Ms Bastock told the court how Raymond Barker moved into Weavers Court last summer after breaking his hip in a fall.

His son Martin, who has power of attorney and manages Mr Barker's finances, said he noticed large amounts of cash were going missing from his father's wallet.

The second time it happened, he told the care home and the police, who collaborated to record the bank note roll numbers and install a secret camera in the living room where the wallet was kept. Harris was caught on film and arrested on January 10.

She described her situation as 'quite stretched, especially coming up to Christmas', and told police she had spent the money on a food shop in Morrisons.

She said: 'People have been asking why I did it, and to be honest, I can't say. My head wasn't where it should have been.

'My water and mobile phone bills were due before I got paid and I knew I didn't have enough.

'I was called into the office and the officer introduced themselves straight away. All I could think about was letting my mum and my little one down.

'That was when I knew I needed help. I couldn't control the situation and I was trying to.'

In a statement read out to the court, the victim's son said: 'Raymond is a bright but frail 94-year-old who values his independence. He put his trust into strangers who frequently came into his home in order to care for him.'

Mr Barker also said that his father had been settling in well at Weavers Court until the arrest, and added: 'It caused him an enormous amount of stress and anxiety. It was a shock that this happened in his own home.

'This has been such a stressful time for the family. We suspect if we had not caught her she would still be doing it.'

Harris did not come to court with legal assistance, but was advised to speak with a duty solicitor by the deputy judge.

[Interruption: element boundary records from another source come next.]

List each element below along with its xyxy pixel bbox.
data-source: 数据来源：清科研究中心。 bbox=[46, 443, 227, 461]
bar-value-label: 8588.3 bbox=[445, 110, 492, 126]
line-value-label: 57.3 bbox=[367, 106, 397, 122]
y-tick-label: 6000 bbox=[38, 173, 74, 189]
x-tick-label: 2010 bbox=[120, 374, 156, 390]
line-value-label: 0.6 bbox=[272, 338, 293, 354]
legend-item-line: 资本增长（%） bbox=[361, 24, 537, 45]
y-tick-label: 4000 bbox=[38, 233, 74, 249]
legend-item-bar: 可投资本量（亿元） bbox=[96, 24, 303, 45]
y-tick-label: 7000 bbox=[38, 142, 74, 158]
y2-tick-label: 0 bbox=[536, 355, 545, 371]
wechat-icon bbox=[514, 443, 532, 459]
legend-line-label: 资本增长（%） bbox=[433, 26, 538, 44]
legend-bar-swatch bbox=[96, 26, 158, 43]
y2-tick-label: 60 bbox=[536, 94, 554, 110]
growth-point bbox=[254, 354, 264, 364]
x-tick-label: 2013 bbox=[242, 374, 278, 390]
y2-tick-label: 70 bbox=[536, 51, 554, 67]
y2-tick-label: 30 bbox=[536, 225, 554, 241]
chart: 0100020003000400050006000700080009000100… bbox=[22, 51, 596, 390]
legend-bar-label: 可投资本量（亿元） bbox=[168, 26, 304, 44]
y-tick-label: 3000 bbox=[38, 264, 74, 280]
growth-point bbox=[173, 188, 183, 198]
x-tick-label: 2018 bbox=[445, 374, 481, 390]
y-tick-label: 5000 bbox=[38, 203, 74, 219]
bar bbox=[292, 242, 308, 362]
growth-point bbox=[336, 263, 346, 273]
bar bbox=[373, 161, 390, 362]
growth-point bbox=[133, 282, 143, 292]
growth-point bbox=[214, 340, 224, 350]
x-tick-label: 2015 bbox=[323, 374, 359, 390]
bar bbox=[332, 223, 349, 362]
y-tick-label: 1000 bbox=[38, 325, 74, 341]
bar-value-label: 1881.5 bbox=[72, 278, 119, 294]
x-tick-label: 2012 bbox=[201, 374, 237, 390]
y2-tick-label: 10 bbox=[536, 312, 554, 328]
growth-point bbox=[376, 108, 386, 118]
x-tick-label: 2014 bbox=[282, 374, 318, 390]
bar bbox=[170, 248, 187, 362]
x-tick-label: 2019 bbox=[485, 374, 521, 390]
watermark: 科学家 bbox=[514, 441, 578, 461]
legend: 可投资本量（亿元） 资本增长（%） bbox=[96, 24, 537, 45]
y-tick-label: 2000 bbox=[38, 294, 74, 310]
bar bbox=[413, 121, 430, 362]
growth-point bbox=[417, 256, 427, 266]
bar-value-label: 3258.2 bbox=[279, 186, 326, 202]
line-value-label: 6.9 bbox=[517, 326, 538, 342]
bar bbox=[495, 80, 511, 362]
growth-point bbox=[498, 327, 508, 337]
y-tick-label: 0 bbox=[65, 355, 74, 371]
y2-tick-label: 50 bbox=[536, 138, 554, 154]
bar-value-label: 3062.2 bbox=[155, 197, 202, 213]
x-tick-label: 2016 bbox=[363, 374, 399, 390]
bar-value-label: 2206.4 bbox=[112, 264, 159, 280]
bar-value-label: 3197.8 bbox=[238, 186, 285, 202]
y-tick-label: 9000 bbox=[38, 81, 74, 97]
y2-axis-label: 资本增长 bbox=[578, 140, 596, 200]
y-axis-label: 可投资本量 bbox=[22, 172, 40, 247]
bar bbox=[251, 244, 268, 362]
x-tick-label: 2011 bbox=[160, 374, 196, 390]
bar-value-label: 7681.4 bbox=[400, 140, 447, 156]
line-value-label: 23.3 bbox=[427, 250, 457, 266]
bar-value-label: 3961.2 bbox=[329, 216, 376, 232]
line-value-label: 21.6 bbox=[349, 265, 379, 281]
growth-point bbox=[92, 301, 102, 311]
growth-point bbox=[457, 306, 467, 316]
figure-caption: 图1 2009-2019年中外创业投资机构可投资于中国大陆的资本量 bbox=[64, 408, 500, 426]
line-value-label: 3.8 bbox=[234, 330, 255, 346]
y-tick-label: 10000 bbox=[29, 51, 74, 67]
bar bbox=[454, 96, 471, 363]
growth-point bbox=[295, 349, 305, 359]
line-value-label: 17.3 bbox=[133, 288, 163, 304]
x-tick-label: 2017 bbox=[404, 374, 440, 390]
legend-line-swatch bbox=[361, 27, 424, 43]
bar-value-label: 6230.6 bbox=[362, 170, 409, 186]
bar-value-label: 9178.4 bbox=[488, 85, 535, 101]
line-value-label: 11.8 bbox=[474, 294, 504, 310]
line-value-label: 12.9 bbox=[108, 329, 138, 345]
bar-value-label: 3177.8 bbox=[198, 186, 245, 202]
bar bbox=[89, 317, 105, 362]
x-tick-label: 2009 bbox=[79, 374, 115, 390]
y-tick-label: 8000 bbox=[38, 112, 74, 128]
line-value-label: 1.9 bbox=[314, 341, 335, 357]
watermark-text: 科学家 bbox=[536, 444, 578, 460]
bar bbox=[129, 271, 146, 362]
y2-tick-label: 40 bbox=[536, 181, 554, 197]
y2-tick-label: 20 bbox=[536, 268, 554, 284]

When the court reconvened, duty solicitor Ralph Gillam said: 'She has expressed remorse to me. She stated that following her arrest she has regretted her actions every moment of every day.

'The combination of the move, caring for her mum and financial pressures really impaired her judgement in committing these offences.

'After her arrest she recognised that she needed help so she went to her GP, who increased her dose of citalopram. She's taken steps to address the problem.'

Mr Gillam said although Harris clearly breached her position of trust the court should consider suspending a prison sentence, in particular due to concerns about care for her 10-year-old.

Harris was granted unconditional bail until her case is heard again on April 9.